Vampire the Masquerade Bloodlines – cudowny kawałek węgla
Miłosz "Nyxgrim" Hernes - 24 października, 2025Dwadzieścia jeden lat !!! Dokładnie tyle gracze musieli czekać na sequel najsłynniejszej gry osadzonej w Świecie Mroku i jednej z najlepszych gier o wampirach w historii
Czy było warto?
Tego jeszcze nie wiem. Ale jestem pewien, że jeśli po tak długim czasie dzieło nie zostało zapomniane to znak, że zrobiło coś dobrze, a nawet wybitnie.
Co więc zadecydowało o nieśmiertelności VTM: Bloodlines? Sprawdźmy.
* * *
Świat ukryty w cieniu
Zacznijmy od początku – Vampire the Masquerade Bloodlines to wydana w 2004 roku przez Troika-Games gra z gatunku action-rpg z perspektywy trzeciej i pierwszej osoby. Jak wskazuje jej nazwa powstała ona na podstawie historii oraz mechanik z papierowego RPG-a o nazwie “Wampir: Maskarada”, który sam jest częścią większej franczyzy noszącej miano “Świata Mroku”.
Uniwersum to oparto na prostym koncepcie – co by było gdyby nasz realny świat oprócz ludzi zamieszkiwały wampiry, wilkołaki, duchy i cała reszta zgrai żywcem (lub nie-żywcem) wyjętych z kart gotyckich powieści? Okazuje się, że nie czuliby się tak swobodnie jak mogłoby się wydawać, gdyż musiałby stale ukrywać swoją egzystencję przed ludźmi, którzy mogliby doprowadzić do ich zagłady. Byłoby to szczególnie problematyczne w czasach współczesnych, w których dzieje się akcja większości gier.

Na przestrzeni lat powstało wiele tytułów, gdzie gracze mogli wcielić się w członków poszczególnych nadnaturalnych ras. “Wampir: Maskarada” jak wskazuje nazwa, skupia się na perspektywie znanych nam dobrze krwiopijców. “Maskarada” oznacza natomiast zestaw specjalnych reguł, które wampiry – nazywające samych siebie “Kainitami” lub “Spokrewnionymi”, gdyż według ich wierzeń wywodzą się oni od biblijnego Kaina – muszą bezwzględnie przestrzegać, aby nie wydała się prawda o ich istnieniu.

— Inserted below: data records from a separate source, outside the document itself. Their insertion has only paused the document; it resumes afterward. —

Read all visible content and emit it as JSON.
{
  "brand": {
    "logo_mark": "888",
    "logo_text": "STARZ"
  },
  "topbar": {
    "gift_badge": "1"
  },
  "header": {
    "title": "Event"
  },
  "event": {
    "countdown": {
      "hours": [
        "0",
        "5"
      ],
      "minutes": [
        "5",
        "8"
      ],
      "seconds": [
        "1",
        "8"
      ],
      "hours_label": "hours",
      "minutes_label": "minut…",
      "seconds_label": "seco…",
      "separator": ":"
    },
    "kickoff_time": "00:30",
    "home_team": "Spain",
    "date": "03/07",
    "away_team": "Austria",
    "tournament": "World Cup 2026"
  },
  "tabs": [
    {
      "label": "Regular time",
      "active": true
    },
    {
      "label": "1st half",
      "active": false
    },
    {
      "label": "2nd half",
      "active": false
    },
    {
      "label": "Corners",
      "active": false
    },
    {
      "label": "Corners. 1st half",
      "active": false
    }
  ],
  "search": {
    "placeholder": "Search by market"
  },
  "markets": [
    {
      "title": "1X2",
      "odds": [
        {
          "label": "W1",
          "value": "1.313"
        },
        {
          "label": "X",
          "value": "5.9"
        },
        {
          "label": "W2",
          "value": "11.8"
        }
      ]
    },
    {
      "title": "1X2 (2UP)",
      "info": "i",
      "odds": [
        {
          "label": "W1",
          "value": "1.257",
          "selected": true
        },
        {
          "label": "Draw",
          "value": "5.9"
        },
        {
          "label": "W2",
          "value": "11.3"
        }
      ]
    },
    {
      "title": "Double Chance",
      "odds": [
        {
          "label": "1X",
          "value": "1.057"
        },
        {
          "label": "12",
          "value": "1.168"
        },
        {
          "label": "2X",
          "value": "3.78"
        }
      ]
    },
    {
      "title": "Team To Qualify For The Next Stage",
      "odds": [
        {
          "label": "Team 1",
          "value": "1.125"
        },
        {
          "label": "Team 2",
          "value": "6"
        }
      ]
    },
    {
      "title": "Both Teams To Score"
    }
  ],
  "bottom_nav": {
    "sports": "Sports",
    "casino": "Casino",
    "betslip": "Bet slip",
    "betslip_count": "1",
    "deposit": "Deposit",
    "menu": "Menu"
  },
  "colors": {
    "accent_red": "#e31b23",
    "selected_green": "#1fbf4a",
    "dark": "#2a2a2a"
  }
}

Nad całym zbudowanym wokół tego systemem pieczę sprawuje organizacja zwana “Camarillą” skupiająca może nie tyle “dobre” wampiry, co te, którym zależy na utrzymaniu statusu quo. Ich przeciwieństwem jest natomiast “Sabat” dążący do obalenia istniejącego porządku i zaprowadzenia dominacji wampirów nad ludzkim “bydłem”. Gdzie dwóch się bije…, są więc również “Anarchiści” – głównie młode wampiry, które, choć szanują “Maskaradę”, to nie w smak im władza starszych i skostniałych wampirów stojących na czele Camarilli.
Oczywiście nie jest to nawet czubek góry lodowej jeśli chodzi o historię i mitologię “Wampira” ale wystarczy, żeby zrozumieć ogólny zarys fabuły “Bloodlines” – choć w sumie nawet to wprowadzenie nie jest potrzebne, bo gra bardzo umiejętnie i stopniowo wprowadza nas w świat przedstawiony.

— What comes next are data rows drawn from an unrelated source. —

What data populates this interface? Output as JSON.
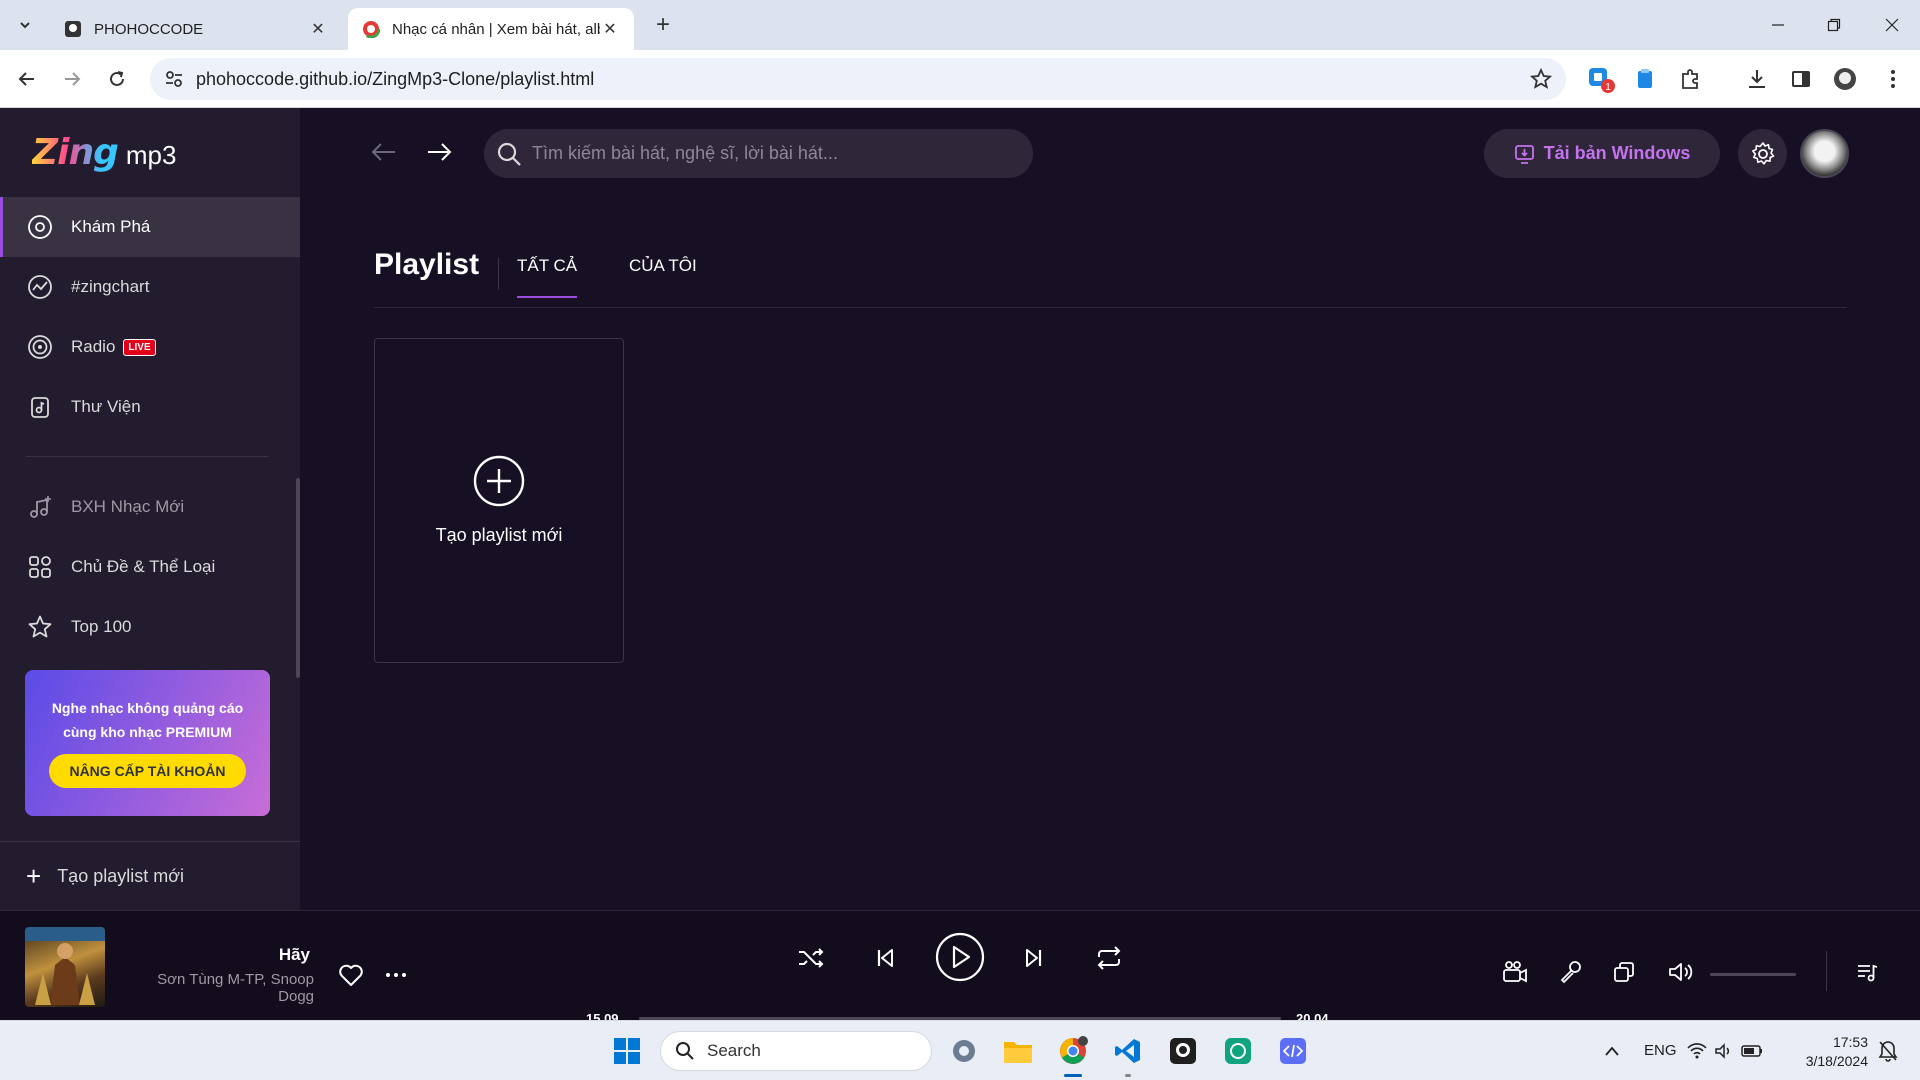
{
  "browser": {
    "tabs": [
      {
        "title": "PHOHOCCODE",
        "active": false
      },
      {
        "title": "Nhạc cá nhân | Xem bài hát, alb",
        "active": true
      }
    ],
    "url": "phohoccode.github.io/ZingMp3-Clone/playlist.html",
    "extension_badge": "1"
  },
  "app": {
    "logo": {
      "brand": "Zing",
      "suffix": "mp3"
    },
    "sidebar": {
      "items": [
        {
          "label": "Khám Phá",
          "icon": "disc-icon",
          "active": true
        },
        {
          "label": "#zingchart",
          "icon": "chart-icon"
        },
        {
          "label": "Radio",
          "icon": "radio-icon",
          "badge": "LIVE"
        },
        {
          "label": "Thư Viện",
          "icon": "library-icon"
        }
      ],
      "secondary_items": [
        {
          "label": "BXH Nhạc Mới",
          "icon": "music-note-plus-icon"
        },
        {
          "label": "Chủ Đề & Thể Loại",
          "icon": "category-icon"
        },
        {
          "label": "Top 100",
          "icon": "star-icon"
        }
      ],
      "promo": {
        "text_line1": "Nghe nhạc không quảng cáo",
        "text_line2": "cùng kho nhạc PREMIUM",
        "button": "NÂNG CẤP TÀI KHOẢN"
      },
      "create_playlist": "Tạo playlist mới"
    },
    "header": {
      "search_placeholder": "Tìm kiếm bài hát, nghệ sĩ, lời bài hát...",
      "download_button": "Tải bản Windows"
    },
    "page": {
      "title": "Playlist",
      "tabs": [
        {
          "label": "TẤT CẢ",
          "active": true
        },
        {
          "label": "CỦA TÔI",
          "active": false
        }
      ],
      "create_card_label": "Tạo playlist mới"
    },
    "player": {
      "song": "Hãy",
      "artist": "Sơn Tùng M-TP, Snoop Dogg",
      "current_time": "15.09",
      "duration": "20.04",
      "progress": 0,
      "volume": 0
    }
  },
  "taskbar": {
    "search_label": "Search",
    "language": "ENG",
    "time": "17:53",
    "date": "3/18/2024"
  },
  "colors": {
    "accent": "#9b4de0",
    "app_bg": "#170f23",
    "sidebar_bg": "#231b2e",
    "download_text": "#c273ed",
    "promo_button": "#ffdb00"
  }
}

Akcja gry zaczyna się w Los Angeles, gdzieś na przełomie tysiącleci, kiedy to pewien wampir “spokrewnia” (czyli przemienia w wampira) osobę, która wyraźnie nie wyraziła na to zgody. Taki czyn okazuje się poważnym naruszeniem zasad Maskarady – na tyle, że zostaje on natychmiast poddany egzekucji przez wampiry z Camarilli. Sprawiedliwości więc szybko staje się zadość, ale jest mały problem – ową struposzoną wbrew woli osobą… jesteśmy my.
* * *
Wielka draka w mieście aniołów
Postać, w którą przyjdzie nam się wcielić, nie podziela jednak losu swojego “rodzica”. Zamiast tego zostaje w przyspieszonym tempie wprowadzona w społeczeństwo wampirów, a następnie wysłana przez księcia LaCroixa (przywódcę Camarilli w L.A.) w teren jako pionek w trwającej wojnie z Sabatem o dominację nad miastem. Cała sytuacja jednak szybko komplikuje się jeszcze bardziej, gdyż na horyzoncie pojawia się pewien artefakt mogący zarówno zapewnić danej stronie przewagę, jak i również doprowadzić do końca świata.

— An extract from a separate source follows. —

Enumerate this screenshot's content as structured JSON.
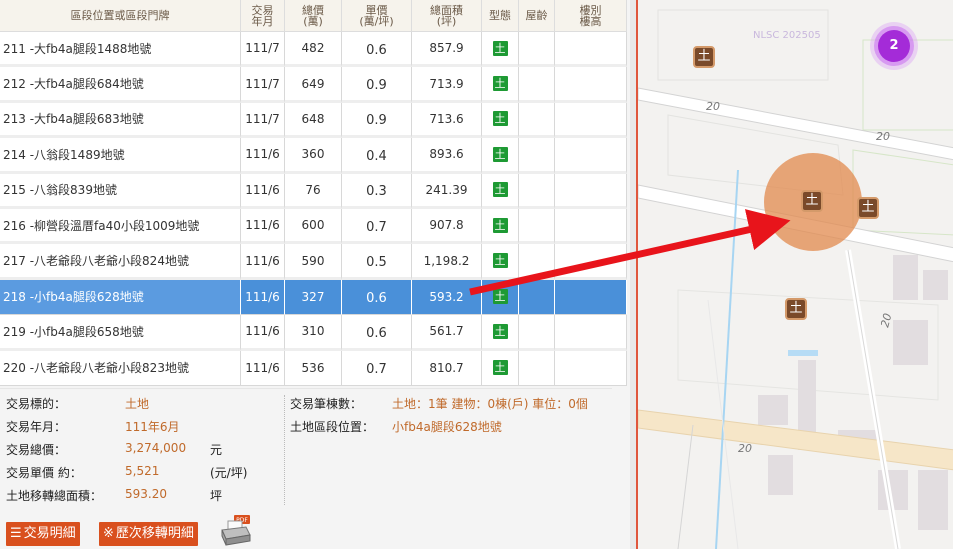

Historia może na pierwszy rzut oka wyglądać sztampowo i banalnie, ale wystarczy pograć przez pierwsze kilka misji głównej fabuły by na trupio bladej twarzy pojawiły się rumieńce.
Raz historia zaprowadzi nas do nawiedzonego hotelu (uważanego przez niektórych za jeden z najstraszniejszych lokacji w grach), innym razem będziemy prowadzili śledztwo w sprawie kasety VHS z filmem snuff, aby później ratować porwaną córkę chińskiego biznesmena. Podczas tej historii odwiedzimy nie tylko L.A., ale również Hollywood, Chinatown i mnóstwo innych lokacji. Na nudę i powtarzalność nie będziemy więc mogli narzekać – a to tylko główny wątek.

Liczne poboczne misje pozwolą nam m.in. zabawić się w detektywa ścigającego seryjnego mordercę, zmierzyć się z apokaliptycznym kultem albo… pomóc pewnemu grabarzowi wkopać niesfornych umrzyków z powrotem do grobu.
Podczas tych dziwacznych przygód napotkamy szereg równie barwnych postaci, które, choć momentami wyraziste i lekko kreskówkowe, nigdy nie irytują nadmiernym przerysowaniem. Zręczność scenariusza najlepiej widać w rewelacyjnie napisanych dialogach potęgowanych jeszcze przez nie mniej udany voice acting, a nawet mimikę i ekspresyjność postaci. Nie chce tutaj nikomu wbijać szpil, ale Vampire The Masquerade Bloodlines pod względem tego ostatniego zawstydza nawet wydanego dwa lata później Obliviona, czy też nawet późniejszego Skyrim.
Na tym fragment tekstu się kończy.